Desejoso de matar o tempo de qualquer maneira, Robin Hood ofereceu-se à velha para integrar, a troco de um pequeno salário, o número dos pescadores, e a camponesa, encantada com as boas disposições do hóspede, aceitou da melhor vontade a sua oferta de serviços. 

— Como te chamas, meu gentil rapaz? — perguntou a velha quando os preparativos para a instalação de Robin Hood no casebre estavam terminados. 
— Uso o nome de Simão de Lee, minha cara senhora — respondeu Robin. 
— Então, Simão de Lee, amanhã porás mãos à obra, e se o ofício te convier poderemos ficar muito tempo juntos. 

Na manhã seguinte Robin Hood foi para o mar com os seus novos companheiros, mas somos forçados a dizer que, mau grado toda a sua força de vontade, ele que ignorava até os elementos primários da manobra, em nada pôde ser útil aos hábeis pescadores. Felizmente para o nosso amigo seus camaradas não eram más pessoas, e em vez de o censurarem pela sua ignorância contentaram-se com rir da idéia que ele tivera de trazer consigo as flechas e o arco. 

— Se estes marotos estivessem lá na floresta de Sherwood — pensava Robin, — não ririam tão facilmente à minha custa; mas, seja, cada qual no seu ofício; é claro que neste não me posso comparar a eles. Depois de terem enchido o barco de peixe até às bordas, os pescadores desfraldaram as velas e dirigiram-se para o molhe. De caminho avistaram uma pequena corveta francesa que navegava ao encontro deles. A corveta parecia ter pouca gente a bordo, mas em todo o caso os pescadores assustaram-se com a sua aproximação e consideraram-se perdidos. 

— Mas perdidos, por quê? — perguntou Robin. 
— Por que? És muito ingênuo! — respondeu um dos pescadores; — porque essa corveta pertence a homens inimigos da nossa nação, porque estamos em guerra com eles e porque se nos abordarem seremos aprisionados. 

— Espero que o não conseguirão; tentaremos defender-nos. 
— Que defesa poderemos opor-lhes? Eles são uns quinze e nós somos três! 
— Não contas então comigo, meu valente? — tornou Robin. 
— Não, meu rapaz; as tuas mãos são demasiado brancas para lhes teres algum dia esfolado a pele ao contacto do remo e do forcado. Além disso não conheces o mar, e se caísses à água haveria na terra um imbecil a menos. Não te zangues; és muito amável e eu estimo-te muito, mas a verdade é que não vales o pão que comes. Um leve sorriso aflorou aos lábios de Robin. 

— Eu não me ofendo facilmente — disse ele; — em todo o caso desejo dar vos a prova de que sirvo para alguma coisa num momento de perigo. Meu arco e minhas flechas vão tirar-vos de dificuldades. Amarrai-me ao mastro; preciso de ter a mão firme. Deixai depois que a corveta fique ao alcance das minhas flechas. 

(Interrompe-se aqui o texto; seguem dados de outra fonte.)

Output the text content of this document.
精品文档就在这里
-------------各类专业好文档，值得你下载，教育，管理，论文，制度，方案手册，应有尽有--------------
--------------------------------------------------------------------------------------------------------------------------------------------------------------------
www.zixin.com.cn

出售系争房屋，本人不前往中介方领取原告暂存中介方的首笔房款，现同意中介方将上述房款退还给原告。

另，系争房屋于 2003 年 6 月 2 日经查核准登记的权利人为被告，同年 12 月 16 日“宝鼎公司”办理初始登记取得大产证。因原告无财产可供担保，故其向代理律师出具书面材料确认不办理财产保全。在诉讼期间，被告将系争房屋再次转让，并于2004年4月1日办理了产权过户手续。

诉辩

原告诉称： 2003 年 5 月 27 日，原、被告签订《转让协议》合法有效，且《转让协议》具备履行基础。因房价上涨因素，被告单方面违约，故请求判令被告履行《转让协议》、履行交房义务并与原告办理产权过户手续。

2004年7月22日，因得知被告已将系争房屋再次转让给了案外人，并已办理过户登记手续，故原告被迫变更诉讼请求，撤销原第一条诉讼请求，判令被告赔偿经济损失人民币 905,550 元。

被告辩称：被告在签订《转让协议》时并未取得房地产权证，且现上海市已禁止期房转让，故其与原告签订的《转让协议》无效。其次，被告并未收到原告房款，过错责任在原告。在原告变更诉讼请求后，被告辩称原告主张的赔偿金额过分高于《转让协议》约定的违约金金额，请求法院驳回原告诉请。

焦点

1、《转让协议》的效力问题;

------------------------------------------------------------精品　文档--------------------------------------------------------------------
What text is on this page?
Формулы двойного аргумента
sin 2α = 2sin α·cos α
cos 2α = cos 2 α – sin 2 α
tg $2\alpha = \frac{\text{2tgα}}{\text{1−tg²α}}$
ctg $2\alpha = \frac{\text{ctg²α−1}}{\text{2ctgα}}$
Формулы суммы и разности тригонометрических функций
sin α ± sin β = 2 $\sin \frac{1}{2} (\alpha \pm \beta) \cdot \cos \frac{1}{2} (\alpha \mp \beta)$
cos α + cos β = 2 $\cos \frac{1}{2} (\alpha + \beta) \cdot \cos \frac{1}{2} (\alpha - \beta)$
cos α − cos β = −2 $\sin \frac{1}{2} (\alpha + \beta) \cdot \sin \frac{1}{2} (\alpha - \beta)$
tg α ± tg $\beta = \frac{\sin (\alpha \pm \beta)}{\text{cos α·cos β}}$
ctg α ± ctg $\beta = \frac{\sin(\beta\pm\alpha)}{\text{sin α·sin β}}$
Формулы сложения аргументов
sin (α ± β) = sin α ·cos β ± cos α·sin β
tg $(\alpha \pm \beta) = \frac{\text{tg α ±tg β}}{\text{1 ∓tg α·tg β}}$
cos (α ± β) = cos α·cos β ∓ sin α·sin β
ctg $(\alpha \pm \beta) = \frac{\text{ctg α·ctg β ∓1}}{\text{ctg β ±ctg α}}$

Os pescadores obedeceram: Robin foi solidamente amarrado ao mastro grande, e de arco tenso esperou. Logo que a corveta se aproximou, Robin visou um homem que se achava à proa do navio e cravando-lhe uma flecha no pescoço derrubou-o sem vida no meio da coberta. Um segundo marinheiro teve a mesma sorte. Os pescadores, um momento assombrados pela surpresa e o contentamento, soltaram um brado de triunfo, e o que tinha autoridade sobre os companheiros designou a Robin o homem que estava ao leme da corveta. Robin derrubou-o tão facilmente quanto derrubara os dois outros. Os dois navios ficaram lado a lado; na corveta não restavam mais de dez homens e Robin não demorou em reduzir a três o número dos desgraçados franceses. Logo que os pescadores perceberam que não havia a bordo mais de três homens, resolveram apoderar-se do navio, o que foi tanto mais fácil quanto os franceses, vendo que toda a defesa era perigosa e inútil, levaram os braços ao ar e se entregaram à discrição. Os marinheiros puderam conservar a vida e regressar à França num barco de pesca. 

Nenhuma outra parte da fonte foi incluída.